If Israel does not end the occupation sharply, and if organized Jewish opinion in other countries appears openly to back it, there will indeed almost certainly be a further surge in anti-Jewish sentiment, potentially unleashing more sinister impulses.

This is not of course to justify such dismal future developments…

I fear… that Israel’s neverending occupation of the land and lives of another people is not just seriously endangering Israel, not to mention deepening the despair of the Palestinians. But it is also making the situation of the Jews around the world increasingly precarious.

That upsurge happened. And I would argue that support for Israel is now a real problem for American Jews. Our leading organizations enable the persecution of another people, they cheer it on — and everyone can see it.

The shift is that, as Nathan Glazer anticipated in 1976, today there is a countervailing power inside progressive American politics that supports Palestinian rights and wants a different U.S. policy and sees the role of the Israel lobby (which folks sometimes call “the Jewish lobby”– for the same reason that people speak of the Christian evangelical opposition to abortion).

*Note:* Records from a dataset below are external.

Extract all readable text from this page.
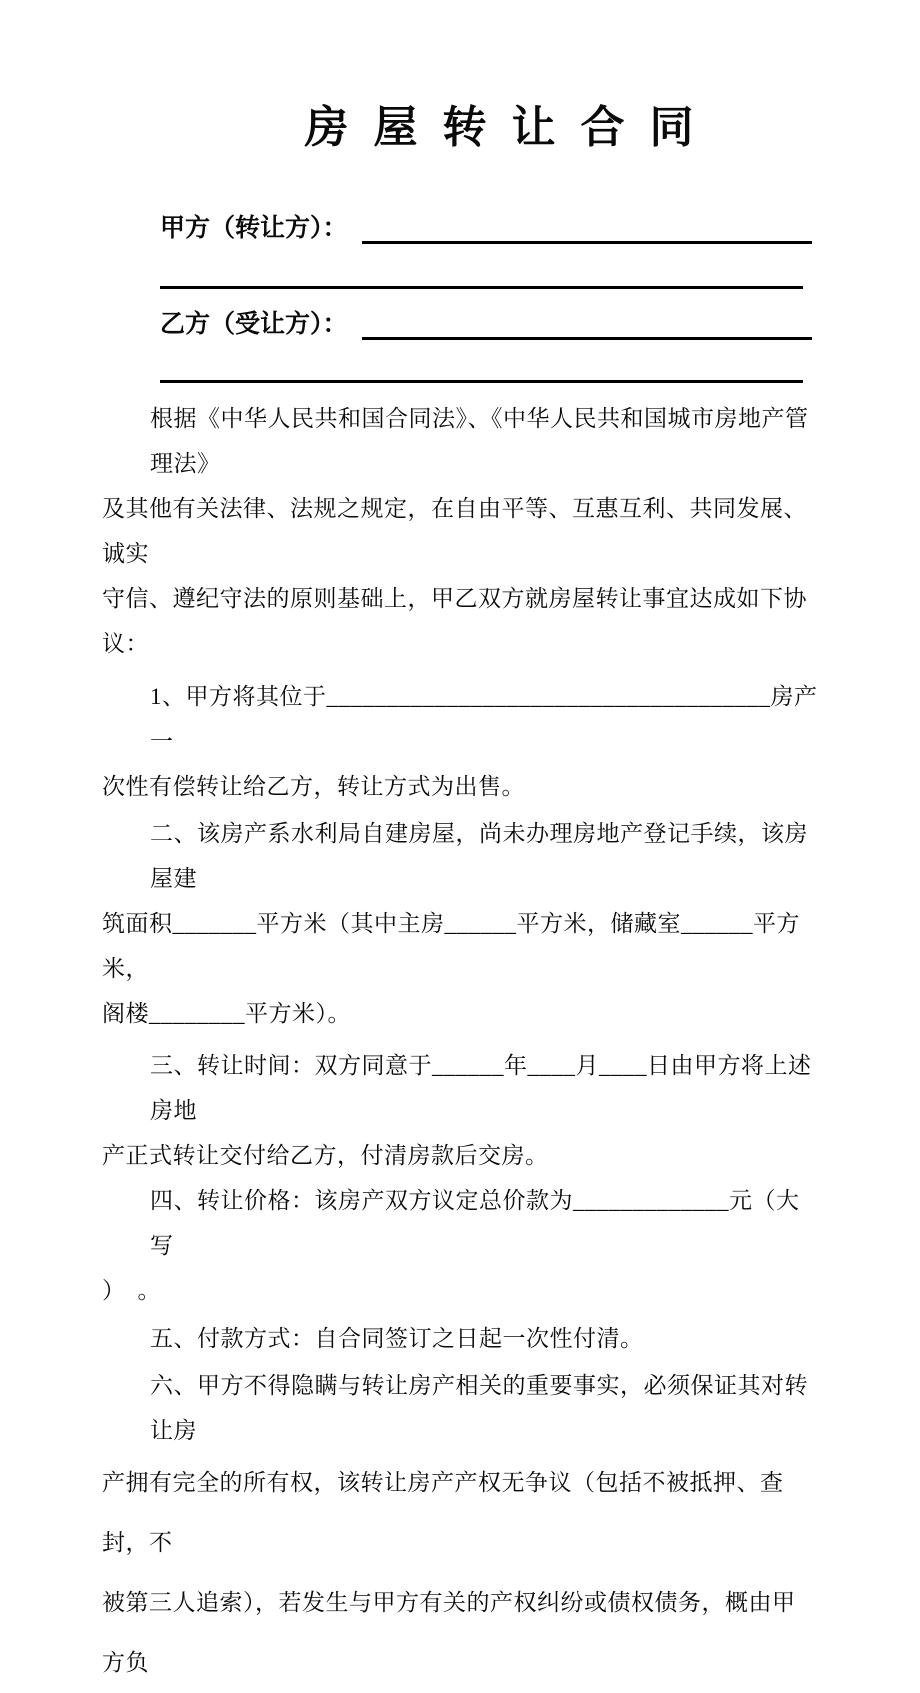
房 屋 转 让 合 同
甲方（转让方）：
乙方（受让方）：
根据《中华人民共和国合同法》、《中华人民共和国城市房地产管理法》
及其他有关法律、法规之规定，在自由平等、互惠互利、共同发展、诚实
守信、遵纪守法的原则基础上，甲乙双方就房屋转让事宜达成如下协议：
1、甲方将其位于_____________________________________房产一
次性有偿转让给乙方，转让方式为出售。
二、该房产系水利局自建房屋，尚未办理房地产登记手续，该房屋建
筑面积_______平方米（其中主房______平方米，储藏室______平方米，
阁楼________平方米）。
三、转让时间：双方同意于______年____月____日由甲方将上述房地
产正式转让交付给乙方，付清房款后交房。
四、转让价格：该房产双方议定总价款为_____________元（大写
）　。
五、付款方式：自合同签订之日起一次性付清。
六、甲方不得隐瞒与转让房产相关的重要事实，必须保证其对转让房
产拥有完全的所有权，该转让房产产权无争议（包括不被抵押、查封，不
被第三人追索），若发生与甲方有关的产权纠纷或债权债务，概由甲方负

Many who care about the Jewish community say that Israel is destroying the Jewish community from within. Zionism has hollowed Judaism out, as Alterman argues in his new book, saying the American and Israeli Jewish communities are “not one.”

“The meaningfulness of Jewish life in America has suffered for its wholehearted embrace of Zionism alone…Young people are disappearing from both (Conservative and Reform) and I think a big reason for that these mainstream organizations have become Zionized…. That’s all they do. They’ve replaced theology, they’ve replaced social justice, they’ve replaced social service, they’ve replaced thinking about what it means to be a Jew in the diaspora with support for Israel, Holocaust remembrance and antisemitism. And there’s no substance to that, there’s no reason to be Jewish anymore.

Jeremy Ben-Ami at J Street said last year that great “swaths” of young Jews were walking away from the community because of its commitment to persecution.

We believe our community for its own sake even more than for Israel’s sake must root its identity in a commitment not to a flag or a piece of land but to a set of principles and values. My friends, if we don’t do this, we will see large swaths of our community walk away. Not only will they walk away from engagement with Israel– that’s already happening. They’ll walk away from the Jewish community itself.”

Now J Street calls for a battle within the Jewish community over donors’ support for rightwing Israeli actions. “The harmful actions of these donors and their partners in Israel should be directly challenged by the leadership of the American Jewish community.” Of course, the corruption of Zionist donors was a big theme of the Ken Roth affair.

That’s the good news. The danger that an ideology of apartheid is posing to American Jewry is engendering a war inside American Judaism. Anti-Zionists have a lead role to play here. We can say that democracy is a moral alternative to Jim Crow. And that by urging American Jewish support for Jim Crow, the mainstream Jewish groups are helping to kill Palestinians– and also put Jews at risk.